Our findings on the effects of growth and unemployment provide evidence against supply side theories that suggest lower taxes on the rich will induce labor supply responses from high-income individuals (more hours of work, more effort, etc.) that boost economic activity (see standard models of optimal labor income taxation in Saez, 2001 and Piketty and Saez, 2013).
Relatedly, they also show little support for the influential political–economic idea that tax cuts for the rich ‘trickle down’ to boost wider economic performance (Sowell, 2012). They are, in fact, more in line with recent empirical research showing that income tax holidays, windfall gains and tax cuts targeted at the top decile of the income distribution do not lead individuals to significantly alter the amount they work (Akee et al., 2010; Jones and Marinescu, 2018; Martínez et al., 2021; Zidar, 2019).
Overall, our analysis finds strong evidence that cutting taxes on the rich increases income inequality but has no effect on growth or unemployment.
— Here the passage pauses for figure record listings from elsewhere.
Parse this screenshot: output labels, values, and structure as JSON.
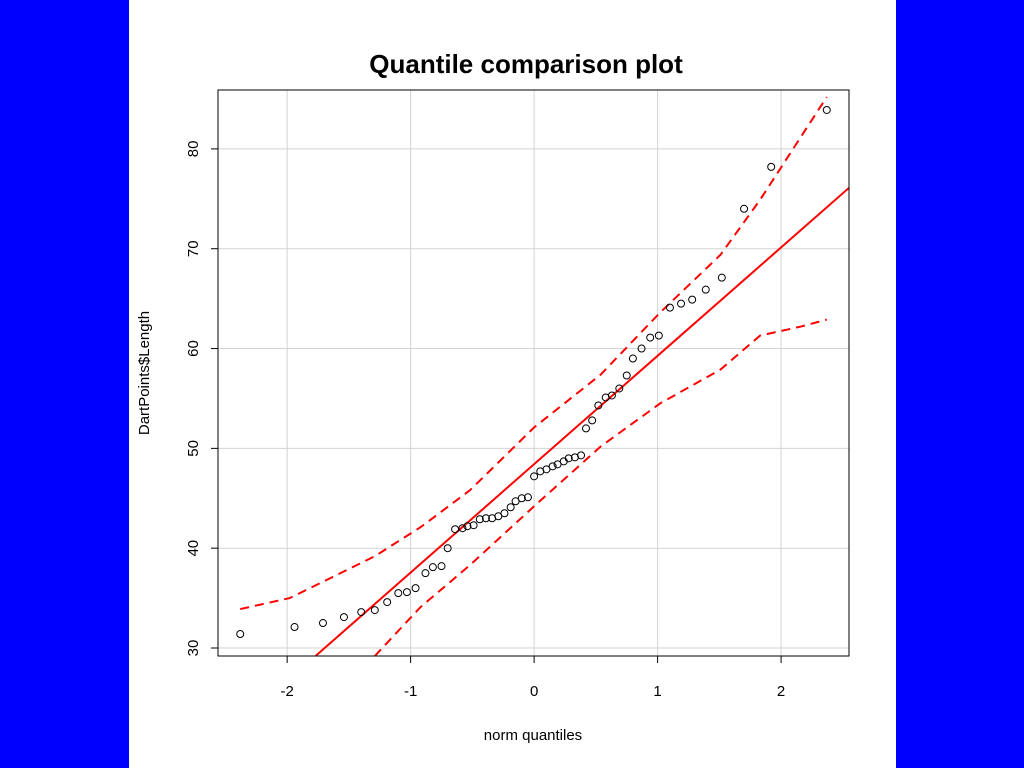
{
  "chart_data": {
    "type": "scatter",
    "title": "Quantile comparison plot",
    "xlabel": "norm quantiles",
    "ylabel": "DartPoints$Length",
    "xlim": [
      -2.56,
      2.55
    ],
    "ylim": [
      29.2,
      85.9
    ],
    "xticks": [
      -2,
      -1,
      0,
      1,
      2
    ],
    "yticks": [
      30,
      40,
      50,
      60,
      70,
      80
    ],
    "grid": true,
    "points": {
      "color": "#000000",
      "x": [
        -2.38,
        -1.94,
        -1.71,
        -1.54,
        -1.4,
        -1.29,
        -1.19,
        -1.1,
        -1.03,
        -0.96,
        -0.88,
        -0.82,
        -0.75,
        -0.7,
        -0.64,
        -0.58,
        -0.54,
        -0.49,
        -0.44,
        -0.39,
        -0.34,
        -0.29,
        -0.24,
        -0.19,
        -0.15,
        -0.1,
        -0.05,
        0,
        0.05,
        0.1,
        0.15,
        0.19,
        0.24,
        0.28,
        0.33,
        0.38,
        0.42,
        0.47,
        0.52,
        0.58,
        0.63,
        0.69,
        0.75,
        0.8,
        0.87,
        0.94,
        1.01,
        1.1,
        1.19,
        1.28,
        1.39,
        1.52,
        1.7,
        1.92,
        2.37
      ],
      "y": [
        31.4,
        32.1,
        32.5,
        33.1,
        33.6,
        33.8,
        34.6,
        35.5,
        35.6,
        36.0,
        37.5,
        38.1,
        38.2,
        40.0,
        41.9,
        42.0,
        42.2,
        42.3,
        42.9,
        43.0,
        43.0,
        43.2,
        43.5,
        44.1,
        44.7,
        45.0,
        45.1,
        47.2,
        47.7,
        47.9,
        48.2,
        48.4,
        48.7,
        49.0,
        49.1,
        49.3,
        52.0,
        52.8,
        54.3,
        55.1,
        55.3,
        56.0,
        57.3,
        59.0,
        60.0,
        61.1,
        61.3,
        64.1,
        64.5,
        64.9,
        65.9,
        67.1,
        74.0,
        78.2,
        83.9
      ]
    },
    "lines": [
      {
        "color": "#ff0000",
        "line_style": "solid",
        "x": [
          -1.77,
          2.55
        ],
        "y": [
          29.2,
          76.1
        ]
      },
      {
        "color": "#ff0000",
        "line_style": "dashed",
        "x": [
          -2.38,
          -1.98,
          -1.65,
          -1.29,
          -0.92,
          -0.52,
          0,
          0.54,
          1.02,
          1.51,
          1.83,
          2.16,
          2.37
        ],
        "y": [
          33.9,
          35.0,
          37.0,
          39.2,
          42.1,
          45.8,
          52.1,
          57.4,
          63.6,
          69.4,
          74.9,
          81.2,
          85.2
        ]
      },
      {
        "color": "#ff0000",
        "line_style": "dashed",
        "x": [
          -1.29,
          -0.92,
          -0.52,
          0,
          0.54,
          1.02,
          1.51,
          1.83,
          2.16,
          2.37
        ],
        "y": [
          29.2,
          34.1,
          38.3,
          44.2,
          50.2,
          54.5,
          57.9,
          61.3,
          62.2,
          62.9
        ]
      }
    ]
  }
}
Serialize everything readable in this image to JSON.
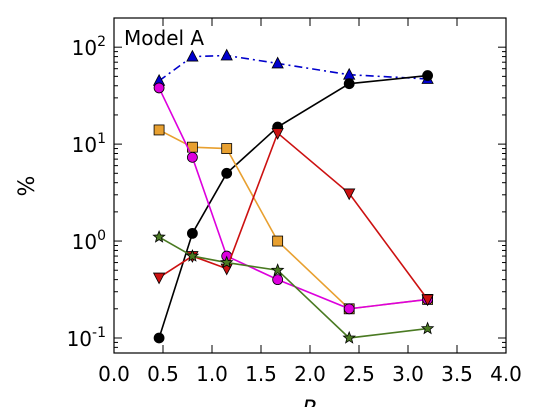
{
  "chart_data": {
    "type": "line",
    "title": "Model A",
    "xlabel": "R",
    "ylabel": "%",
    "xlim": [
      0.0,
      4.0
    ],
    "ylim": [
      0.07,
      200
    ],
    "y_scale": "log",
    "grid": false,
    "legend": "none",
    "x_ticks": [
      "0.0",
      "0.5",
      "1.0",
      "1.5",
      "2.0",
      "2.5",
      "3.0",
      "3.5",
      "4.0"
    ],
    "y_ticks": [
      {
        "base": "10",
        "exp": "-1"
      },
      {
        "base": "10",
        "exp": "0"
      },
      {
        "base": "10",
        "exp": "1"
      },
      {
        "base": "10",
        "exp": "2"
      }
    ],
    "series": [
      {
        "color": "#0000cc",
        "marker": "triangle-up",
        "line": "dashdot",
        "x": [
          0.46,
          0.8,
          1.15,
          1.67,
          2.4,
          3.2
        ],
        "y": [
          45,
          80,
          82,
          68,
          52,
          47
        ]
      },
      {
        "color": "#000000",
        "marker": "circle",
        "line": "solid",
        "x": [
          0.46,
          0.8,
          1.15,
          1.67,
          2.4,
          3.2
        ],
        "y": [
          0.1,
          1.2,
          5.0,
          15,
          42,
          51
        ]
      },
      {
        "color": "#e8a030",
        "marker": "square",
        "line": "solid",
        "x": [
          0.46,
          0.8,
          1.15,
          1.67,
          2.4,
          3.2
        ],
        "y": [
          14,
          9.3,
          9.0,
          1.0,
          0.2,
          0.25
        ]
      },
      {
        "color": "#dd00dd",
        "marker": "circle",
        "line": "solid",
        "x": [
          0.46,
          0.8,
          1.15,
          1.67,
          2.4,
          3.2
        ],
        "y": [
          38,
          7.3,
          0.7,
          0.4,
          0.2,
          0.25
        ]
      },
      {
        "color": "#cc1111",
        "marker": "triangle-down",
        "line": "solid",
        "x": [
          0.46,
          0.8,
          1.15,
          1.67,
          2.4,
          3.2
        ],
        "y": [
          0.42,
          0.7,
          0.52,
          13,
          3.1,
          0.25
        ]
      },
      {
        "color": "#4a7a22",
        "marker": "star",
        "line": "solid",
        "x": [
          0.46,
          0.8,
          1.15,
          1.67,
          2.4,
          3.2
        ],
        "y": [
          1.1,
          0.7,
          0.6,
          0.5,
          0.1,
          0.125
        ]
      }
    ]
  }
}
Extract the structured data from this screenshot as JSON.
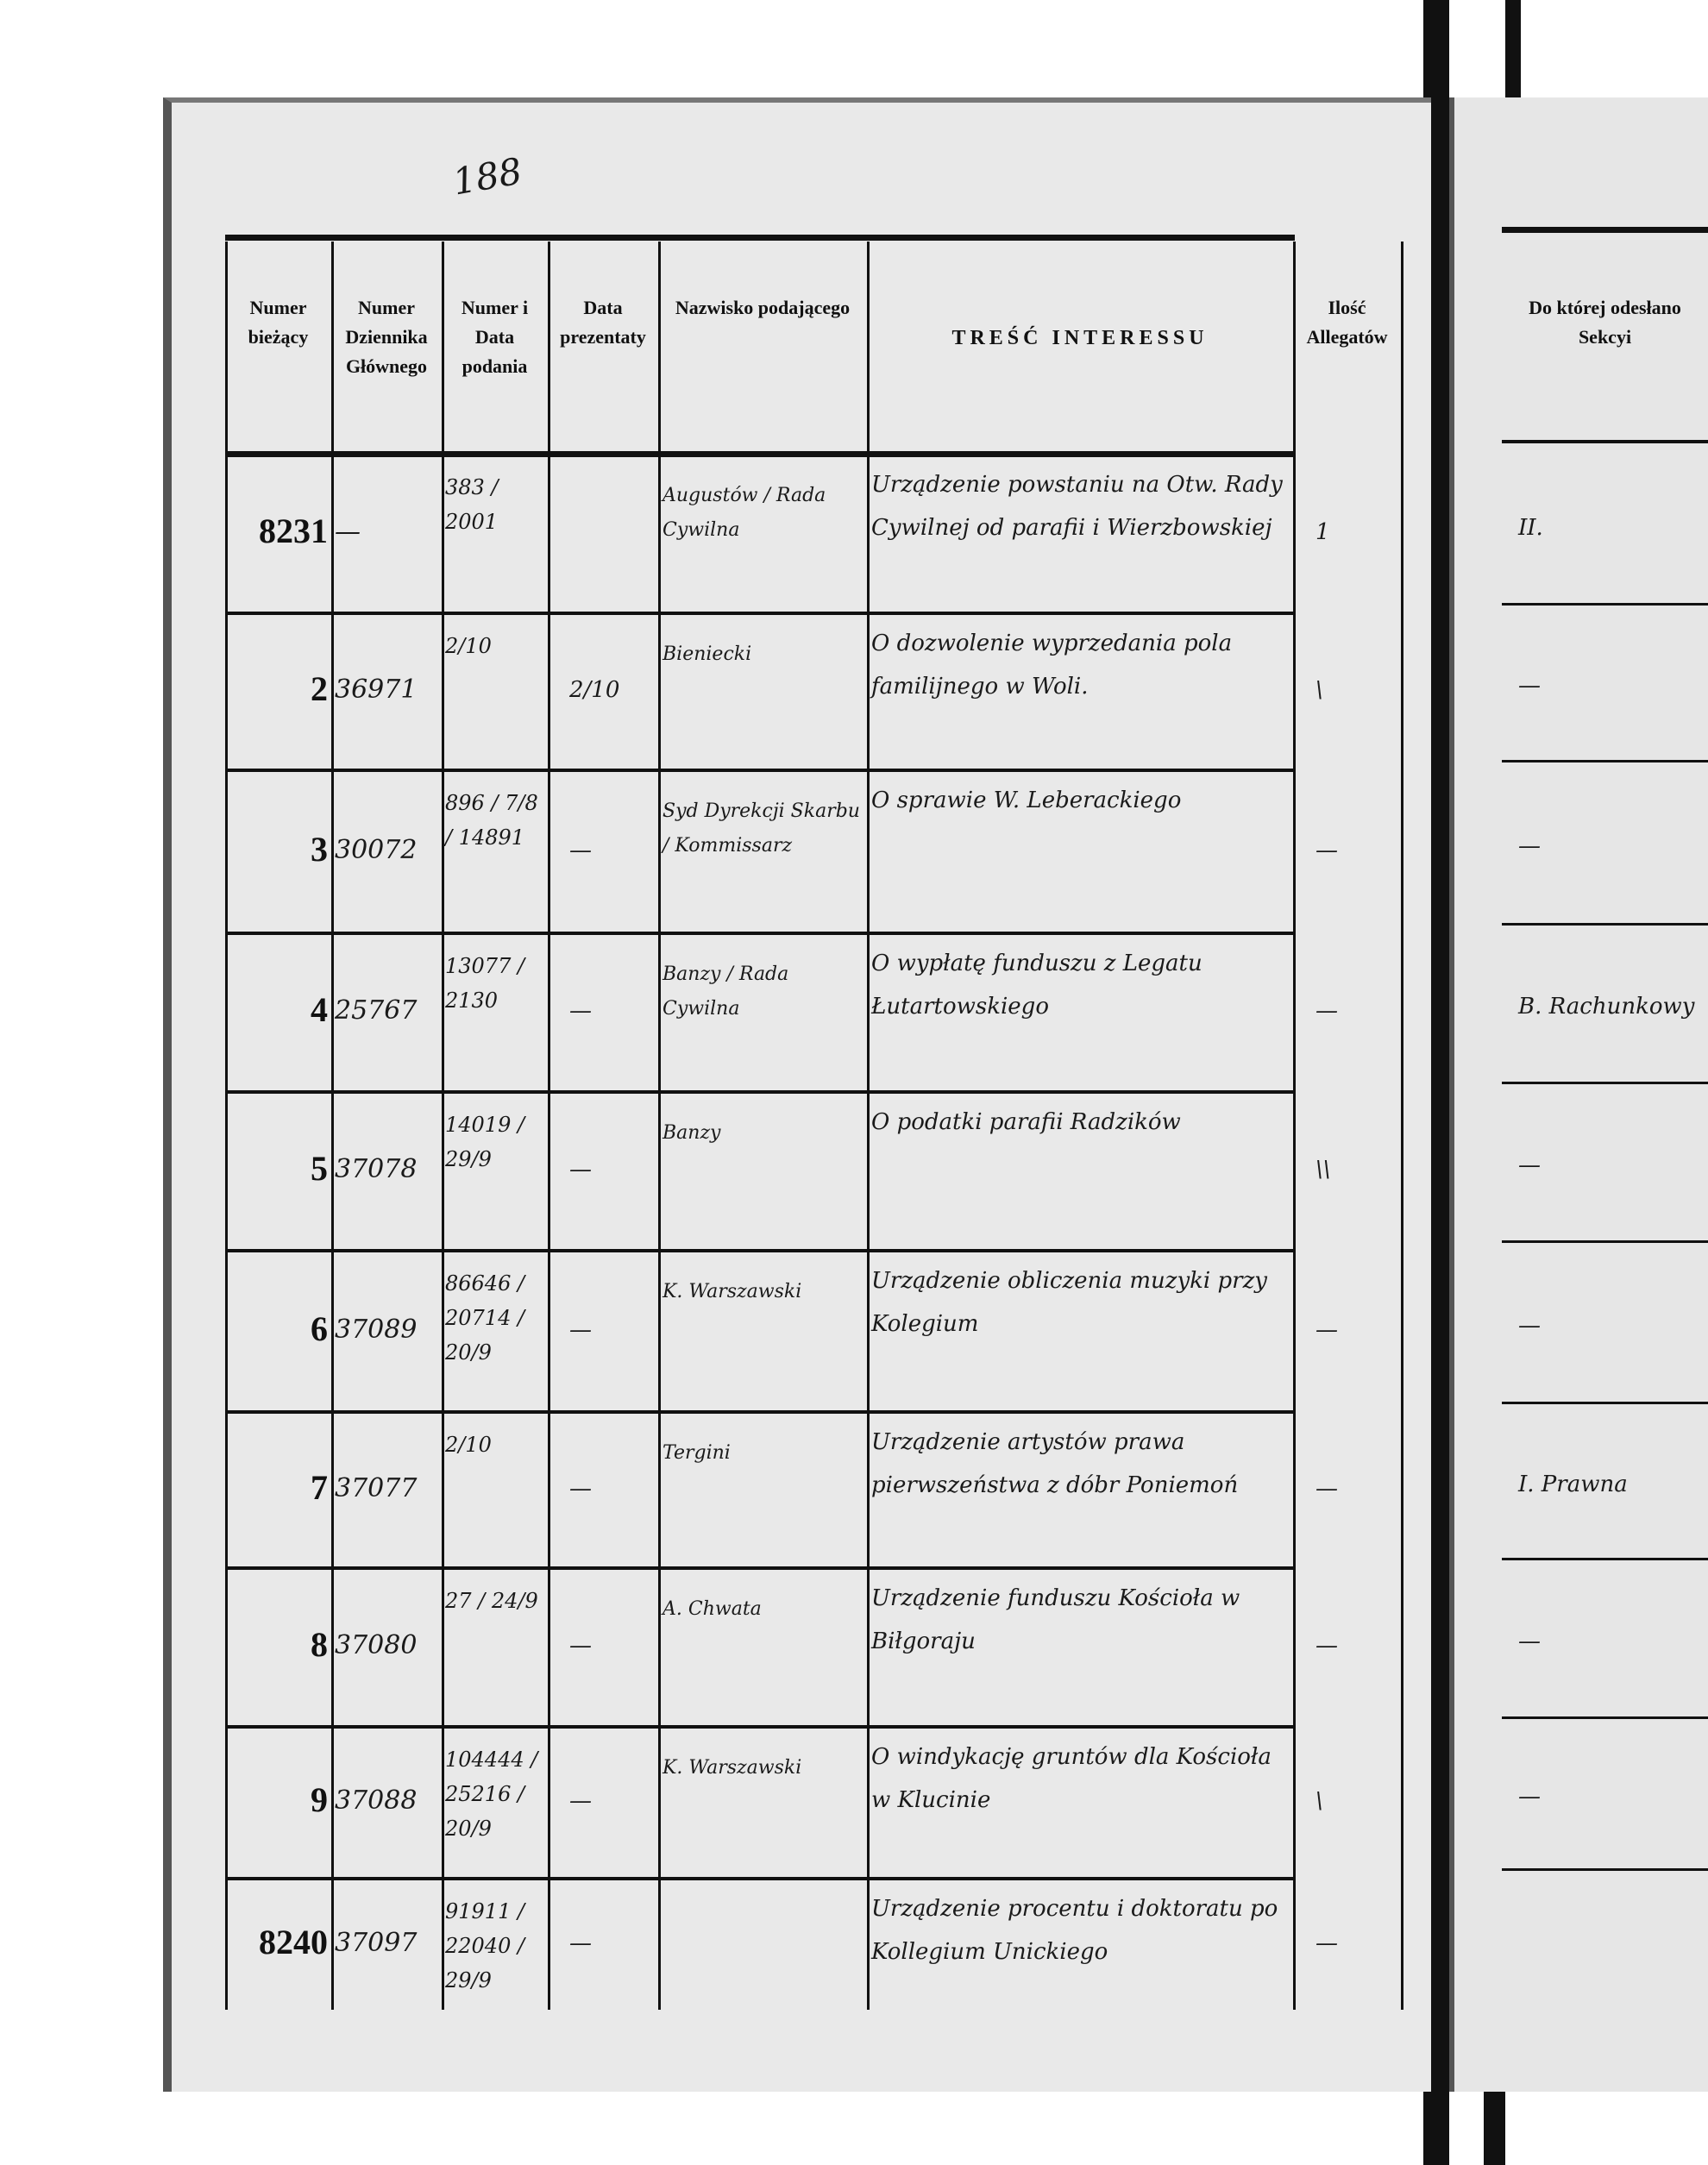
{
  "page_number": "188",
  "headers": [
    "Numer bieżący",
    "Numer Dziennika Głównego",
    "Numer i Data podania",
    "Data prezentaty",
    "Nazwisko podającego",
    "TREŚĆ INTERESSU",
    "Ilość Allegatów"
  ],
  "right_header": "Do której odesłano Sekcyi",
  "rows": [
    {
      "no": "8231",
      "journal": "—",
      "filing": "383 / 2001",
      "presented": "",
      "name": "Augustów / Rada Cywilna",
      "content": "Urządzenie powstaniu na Otw. Rady Cywilnej od parafii i Wierzbowskiej",
      "attach": "1",
      "section": "II."
    },
    {
      "no": "2",
      "journal": "36971",
      "filing": "2/10",
      "presented": "2/10",
      "name": "Bieniecki",
      "content": "O dozwolenie wyprzedania pola familijnego w Woli.",
      "attach": "\\",
      "section": "—"
    },
    {
      "no": "3",
      "journal": "30072",
      "filing": "896 / 7/8 / 14891",
      "presented": "—",
      "name": "Syd Dyrekcji Skarbu / Kommissarz",
      "content": "O sprawie W. Leberackiego",
      "attach": "—",
      "section": "—"
    },
    {
      "no": "4",
      "journal": "25767",
      "filing": "13077 / 2130",
      "presented": "—",
      "name": "Banzy / Rada Cywilna",
      "content": "O wypłatę funduszu z Legatu Łutartowskiego",
      "attach": "—",
      "section": "B. Rachunkowy"
    },
    {
      "no": "5",
      "journal": "37078",
      "filing": "14019 / 29/9",
      "presented": "—",
      "name": "Banzy",
      "content": "O podatki parafii Radzików",
      "attach": "\\\\",
      "section": "—"
    },
    {
      "no": "6",
      "journal": "37089",
      "filing": "86646 / 20714 / 20/9",
      "presented": "—",
      "name": "K. Warszawski",
      "content": "Urządzenie obliczenia muzyki przy Kolegium",
      "attach": "—",
      "section": "—"
    },
    {
      "no": "7",
      "journal": "37077",
      "filing": "2/10",
      "presented": "—",
      "name": "Tergini",
      "content": "Urządzenie artystów prawa pierwszeństwa z dóbr Poniemoń",
      "attach": "—",
      "section": "I. Prawna"
    },
    {
      "no": "8",
      "journal": "37080",
      "filing": "27 / 24/9",
      "presented": "—",
      "name": "A. Chwata",
      "content": "Urządzenie funduszu Kościoła w Biłgoraju",
      "attach": "—",
      "section": "—"
    },
    {
      "no": "9",
      "journal": "37088",
      "filing": "104444 / 25216 / 20/9",
      "presented": "—",
      "name": "K. Warszawski",
      "content": "O windykację gruntów dla Kościoła w Klucinie",
      "attach": "\\",
      "section": "—"
    },
    {
      "no": "8240",
      "journal": "37097",
      "filing": "91911 / 22040 / 29/9",
      "presented": "—",
      "name": "",
      "content": "Urządzenie procentu i doktoratu po Kollegium Unickiego",
      "attach": "—",
      "section": ""
    }
  ]
}
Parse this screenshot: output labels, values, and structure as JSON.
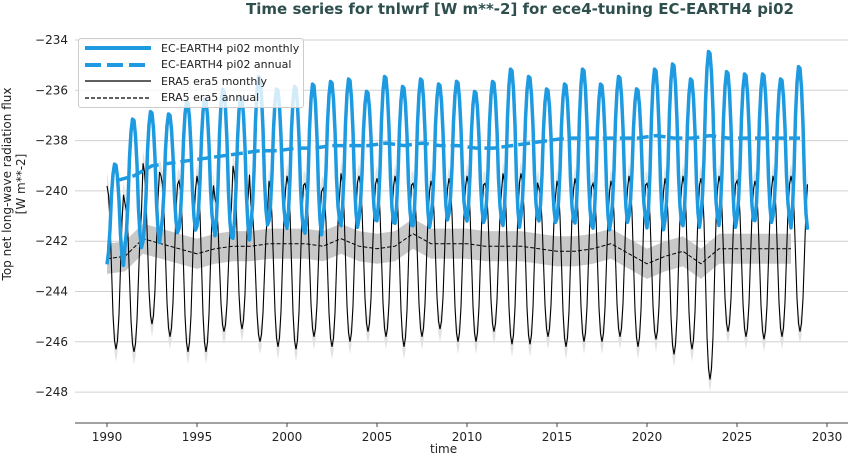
{
  "chart_data": {
    "type": "line",
    "title": "Time series for tnlwrf [W m**-2] for ece4-tuning EC-EARTH4 pi02",
    "xlabel": "time",
    "ylabel": "Top net long-wave radiation flux [W m**-2]",
    "xlim": [
      1988,
      2031
    ],
    "ylim": [
      -248.9,
      -233.7
    ],
    "xticks": [
      1990,
      1995,
      2000,
      2005,
      2010,
      2015,
      2020,
      2025,
      2030
    ],
    "yticks": [
      -234,
      -236,
      -238,
      -240,
      -242,
      -244,
      -246,
      -248
    ],
    "grid": "horizontal",
    "legend_position": "top-left",
    "years": [
      1990,
      1991,
      1992,
      1993,
      1994,
      1995,
      1996,
      1997,
      1998,
      1999,
      2000,
      2001,
      2002,
      2003,
      2004,
      2005,
      2006,
      2007,
      2008,
      2009,
      2010,
      2011,
      2012,
      2013,
      2014,
      2015,
      2016,
      2017,
      2018,
      2019,
      2020,
      2021,
      2022,
      2023,
      2024,
      2025,
      2026,
      2027,
      2028
    ],
    "series": [
      {
        "name": "EC-EARTH4 pi02 monthly",
        "color": "#1e9ae0",
        "style": "solid-thick",
        "yearly_max": [
          -238.9,
          -237.1,
          -236.8,
          -236.9,
          -236.4,
          -236.3,
          -235.9,
          -236.2,
          -235.4,
          -235.9,
          -235.8,
          -235.7,
          -235.6,
          -235.5,
          -236.0,
          -235.4,
          -235.8,
          -235.5,
          -235.7,
          -235.6,
          -236.0,
          -235.6,
          -235.1,
          -235.4,
          -235.9,
          -235.7,
          -235.1,
          -235.7,
          -235.4,
          -235.9,
          -235.1,
          -234.9,
          -235.5,
          -234.4,
          -235.2,
          -235.3,
          -235.3,
          -235.5,
          -235.0
        ],
        "yearly_min": [
          -243.0,
          -242.3,
          -242.1,
          -241.7,
          -241.6,
          -241.5,
          -241.9,
          -242.0,
          -241.4,
          -241.3,
          -241.6,
          -241.8,
          -241.2,
          -241.5,
          -241.2,
          -241.3,
          -241.4,
          -241.5,
          -241.2,
          -241.0,
          -241.3,
          -241.2,
          -241.5,
          -241.1,
          -241.3,
          -241.2,
          -241.4,
          -241.6,
          -241.3,
          -241.1,
          -241.6,
          -241.3,
          -241.5,
          -241.1,
          -241.5,
          -241.2,
          -241.3,
          -241.1,
          -241.6
        ]
      },
      {
        "name": "EC-EARTH4 pi02 annual",
        "color": "#1e9ae0",
        "style": "dashed-thick",
        "values": [
          -239.6,
          -239.4,
          -239.0,
          -238.9,
          -238.8,
          -238.7,
          -238.6,
          -238.5,
          -238.4,
          -238.4,
          -238.3,
          -238.3,
          -238.2,
          -238.2,
          -238.2,
          -238.1,
          -238.2,
          -238.1,
          -238.2,
          -238.2,
          -238.3,
          -238.3,
          -238.2,
          -238.1,
          -238.0,
          -237.9,
          -237.9,
          -237.9,
          -237.9,
          -237.9,
          -237.8,
          -237.9,
          -237.9,
          -237.8,
          -237.9,
          -237.9,
          -237.9,
          -237.9,
          -237.9
        ]
      },
      {
        "name": "ERA5 era5 monthly",
        "color": "#000000",
        "style": "solid-thin",
        "yearly_max": [
          -239.8,
          -240.5,
          -238.9,
          -239.4,
          -239.6,
          -239.4,
          -240.3,
          -239.0,
          -240.6,
          -239.6,
          -239.4,
          -239.7,
          -239.9,
          -239.3,
          -239.4,
          -239.5,
          -239.4,
          -239.7,
          -239.6,
          -239.5,
          -239.4,
          -239.7,
          -239.3,
          -239.3,
          -239.9,
          -239.6,
          -239.5,
          -239.7,
          -239.6,
          -239.4,
          -239.7,
          -239.5,
          -239.4,
          -239.5,
          -239.4,
          -239.6,
          -239.6,
          -239.4,
          -239.4
        ],
        "yearly_min": [
          -246.3,
          -246.4,
          -245.3,
          -245.8,
          -246.4,
          -246.4,
          -245.6,
          -245.5,
          -246.0,
          -246.2,
          -246.3,
          -245.8,
          -246.2,
          -246.0,
          -245.6,
          -245.8,
          -246.2,
          -245.8,
          -245.5,
          -246.0,
          -246.0,
          -245.6,
          -246.1,
          -246.1,
          -245.8,
          -246.2,
          -246.0,
          -246.0,
          -245.8,
          -246.2,
          -245.9,
          -246.5,
          -246.3,
          -247.5,
          -245.6,
          -245.8,
          -245.9,
          -245.8,
          -245.6
        ]
      },
      {
        "name": "ERA5 era5 annual",
        "color": "#000000",
        "style": "dashed-thin",
        "values": [
          -242.7,
          -242.6,
          -241.9,
          -242.1,
          -242.3,
          -242.5,
          -242.3,
          -242.2,
          -242.2,
          -242.1,
          -242.1,
          -242.1,
          -242.2,
          -241.9,
          -242.2,
          -242.3,
          -242.2,
          -241.7,
          -242.1,
          -242.1,
          -242.1,
          -242.2,
          -242.2,
          -242.2,
          -242.3,
          -242.4,
          -242.4,
          -242.3,
          -242.1,
          -242.5,
          -242.9,
          -242.6,
          -242.4,
          -242.9,
          -242.3,
          -242.3,
          -242.3,
          -242.3,
          -242.3
        ]
      }
    ]
  }
}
We employ a measure of top 1% share of pre-tax national income that includes both labor and capital income, which makes it less likely that tax shifting and avoidance are driving the results. In fact, our results are more in line with Piketty et al. (2014), who suggest that lower taxes on the rich encourage high earners to bargain more forcefully to increase their own compensation, at the direct expense of those lower down the income distribution.